Guest column/Rural America needs broadband to survive
During the last six months, the United States has seen various forms of lockdown as we have worked to slow the spread of the COVID-19 virus. These uncertain times have led many of us to make changes in the way we work, learn and communicate. Many of these changes have been facilitated by the Internet, as applications like Zoom have become invaluable tools for teaching our kids, business collaboration with co-workers, getting health care advice from medical experts and social interaction with friends and family. But for the surprising number of rural Americans who have no reliable Internet connection at home, these past few months have posed unprecedented challenges, and with every passing day, these Americans are falling behind in access to health care, education, and economic opportunity.
I have been a longtime advocate for expanding access to the Internet because we know a lack of coverage remains a problem in parts of Ohio. While 99.3 percent of Ohioans in urban areas have access to Internet, in Ohio’s nine largest cities, there remain 190,000 people with no such access. In rural Ohio, things are much worse. According to the Federal Communications Commission, only 78.3 percent of rural Ohioans have Internet access. In all, more than 615,000 Ohioans and 18 million Americans nationwide are still unable to access high-speed Internet on a regular basis. Some of these individuals do reside in urban areas, and expanding broadband access for all Americans should be an important priority. But while many of the problems posed by the lack of widespread rural broadband infrastructure predate this crisis, the pandemic has either cut off or limited access that many rural Americans have to a few sources of speedy Internet, like public libraries and schools.
This is an unsustainable situation, and the urgency of the moment means that now is the time to remove as much bureaucratic red tape as possible and incentivize Internet service providers to build out their networks in the countryside. As part of our commitment to ensuring Americans have the resources they need to weather the storm of the coronavirus pandemic, the federal government must invest in expanding broadband access to rural parts of America, so that no American is unable to speak to a doctor, attend an online class or order medicine for a loved one for simple lack of a stable Internet connection.
Recently, I introduced the bipartisan, bicameral legislation called the Rural Broadband Acceleration Act to do just that. This fall, the FCC will begin implementing its $20.4 billion Rural Digital Opportunity Fund to go toward building rural broadband networks. The Rural Broadband Acceleration Act will speed up the spread of Internet access by authorizing the FCC to quickly get this money to ISPs that commit to building out infrastructure within six months and start providing service within a year.
By speeding up the distribution of rural broadband funds, the Rural Broadband Acceleration Act provides immediate and lasting benefits to our rural areas. It will quicken the development of about 130 existing rural broadband projects that combined will provide more than 3 million households with high-speed Internet across more than 400,000 miles of Internet fiber cables and employ thousands of workers.
In Ohio, it stands to provide hundreds of thousands of rural households with the same level of high-speed Internet access as enjoyed by those in cities.

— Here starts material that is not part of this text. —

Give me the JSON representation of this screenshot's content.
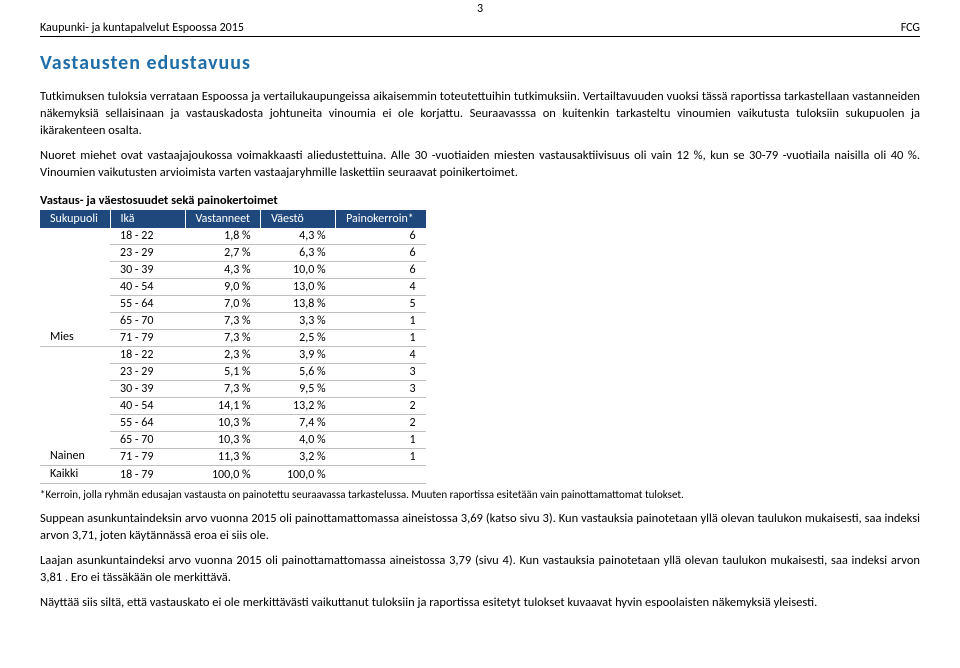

It will also enable new projects proposed by trusted and reliable ISPs to be green-lit and funded, meaning that our rural broadband network will continue to expand at this accelerated rate into the future. And, once in place, the economic, educational, and social benefits of broadband are immeasurable. While this legislation was prompted by the immediate needs of the coronavirus pandemic, the positive changes it will bring to our rural communities will last for generations.
We can make other changes to existing laws to promote rural broadband as well. Some heavily rural Ohio counties have sought to use the state and local funding provided by the bipartisan C.A.R.E.S. Act that Congress passed in March to invest in large-scale broadband projects, only to learn that these funds must be spent by the end of the year — far too soon for a broadband project to be completed. I believe we should fix this by putting in place an extension for C.A.R.E.S. Act funds that are being used on rural broadband projects.
Crises bring with them challenges and opportunities. While many rural Americans are struggling to adapt to the increasingly online COVID-19 era, the unprecedented steps Congress has taken to respond to this crisis means that the time is now to push for a rapid and comprehensive expansion of rural broadband access. As Congress works to negotiate a new coronavirus rescue package, I believe the Rural Broadband Acceleration Act should be included as part of any new legislation.
This bipartisan bill will directly respond to a major challenge facing our rural communities and put millions of Americans on a path toward a more prosperous future. COVID-19 has underscored how the Internet plays a role in everything from business to health care. Let’s pass the Rural Broadband Acceleration Act so that all Americans can stay connected during this crisis.
(Portman, a Republican, represents Ohio in the U.S. Senate.)